Camelot frightens off all raiders from Irish Derby
For the second time in four years, next Saturday evening's Irish Derby will be an entirely domestic affair. It is also only the second time in 56 years that there will be no overseas-trained challengers for Ireland's premier Flat prize. The reason can probably summed up by the words Aidan and O'Brien.
The master of Ballydoyle has won nine Irish Derbies, including the last six with, in reverse temporal order, Treasure Beach, Cape Blanco, Fame And Glory, Frozen Fire, Soldier Of Fortune and Dylan Thomas. He has four times had the first three, including in the past two years. Indeed, in the past five runnings only Mouryan, third in 2009, and Casual Conquest, second in 2008, have intruded on the Ballydoyle hegemony.
O'Brien sent out the first of his 64 Irish Derby runners so far in 1996 – when one of his pair of long shots, His Excellence, came in third – and won it the next year with Desert King. His sextet of entries for this year's €1.25m (£1m) purse include the Derby winner Camelot, already the 1-4 favourite and likely to shorten further. Should the son of Montjeu bring the seven up, he will take O'Brien's Irish Classic total to 28, one more than his namesake Vincent, his predecessor at his Co Tipperary training centre.
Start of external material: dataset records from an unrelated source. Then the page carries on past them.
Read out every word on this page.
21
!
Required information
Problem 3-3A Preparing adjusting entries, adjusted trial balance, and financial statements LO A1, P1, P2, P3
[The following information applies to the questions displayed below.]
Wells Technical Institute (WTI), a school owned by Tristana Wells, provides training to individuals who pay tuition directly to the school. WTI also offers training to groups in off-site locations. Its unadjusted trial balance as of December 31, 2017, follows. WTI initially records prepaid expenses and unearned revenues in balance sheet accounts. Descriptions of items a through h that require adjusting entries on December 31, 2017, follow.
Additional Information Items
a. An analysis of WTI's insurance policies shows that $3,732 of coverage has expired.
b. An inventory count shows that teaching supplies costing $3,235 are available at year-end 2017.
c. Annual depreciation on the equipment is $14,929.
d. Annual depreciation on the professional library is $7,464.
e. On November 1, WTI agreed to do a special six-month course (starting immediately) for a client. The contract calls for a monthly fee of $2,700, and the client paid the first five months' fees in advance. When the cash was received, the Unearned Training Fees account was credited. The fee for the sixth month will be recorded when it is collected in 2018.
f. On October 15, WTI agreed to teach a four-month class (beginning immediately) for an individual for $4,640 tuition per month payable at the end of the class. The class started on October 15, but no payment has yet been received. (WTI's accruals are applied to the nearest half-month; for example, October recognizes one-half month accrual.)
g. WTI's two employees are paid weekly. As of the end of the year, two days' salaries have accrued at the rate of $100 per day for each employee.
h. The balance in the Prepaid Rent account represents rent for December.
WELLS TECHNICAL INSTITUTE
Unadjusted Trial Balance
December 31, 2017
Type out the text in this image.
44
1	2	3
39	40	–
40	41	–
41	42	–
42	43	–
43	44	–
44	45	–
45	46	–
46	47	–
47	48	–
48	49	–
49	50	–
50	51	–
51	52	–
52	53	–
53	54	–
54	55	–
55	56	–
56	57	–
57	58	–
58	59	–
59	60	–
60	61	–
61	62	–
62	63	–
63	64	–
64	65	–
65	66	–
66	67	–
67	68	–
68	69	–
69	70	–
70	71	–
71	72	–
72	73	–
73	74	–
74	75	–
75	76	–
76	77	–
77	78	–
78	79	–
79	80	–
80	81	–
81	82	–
Camelot will be attempting to follow in the hoofprints of his erstwhile stablemates High Chaparral and Galileo, both victorious at Epsom before the Curragh. Since then, only one English Derby winner has attempted the double: North Light, second in 2004.
With a single-figure field likely, Camelot could face most opposition from stablemate Imperial Monarch, a sufferer in a rough Prix du Jockey-Club last time out. Next in the market are the progressive pair Light Heavy (trained by Jim Bolger) and Speaking Of Which (Dermot Weld), while Born To Sea may turn out again quickly after finishing well to take fourth place in the St James's Palace Stakes a week ago. "I felt he was a miler, but all he seems to be doing is staying," said trainer John Oxx.
Chris McGrath's Nap: Khione (8.35 Newbury)
Made a pleasing three-year-old debut over a mile and should improve as she steps up in trip for her handicap debut, being by Dalakhani.
Next Best: Throwing Roses (2.30 Beverley)
Well beaten on latest two runs, but her most recent conqueror went on to run second at Royal Ascot in the season's best juvenile filly contest so far.
Where The Money's Going: Chester Cup winner Ile De Re is 8-1 favourite with Betfred for Saturday's Northumberland Plate at Newcastle.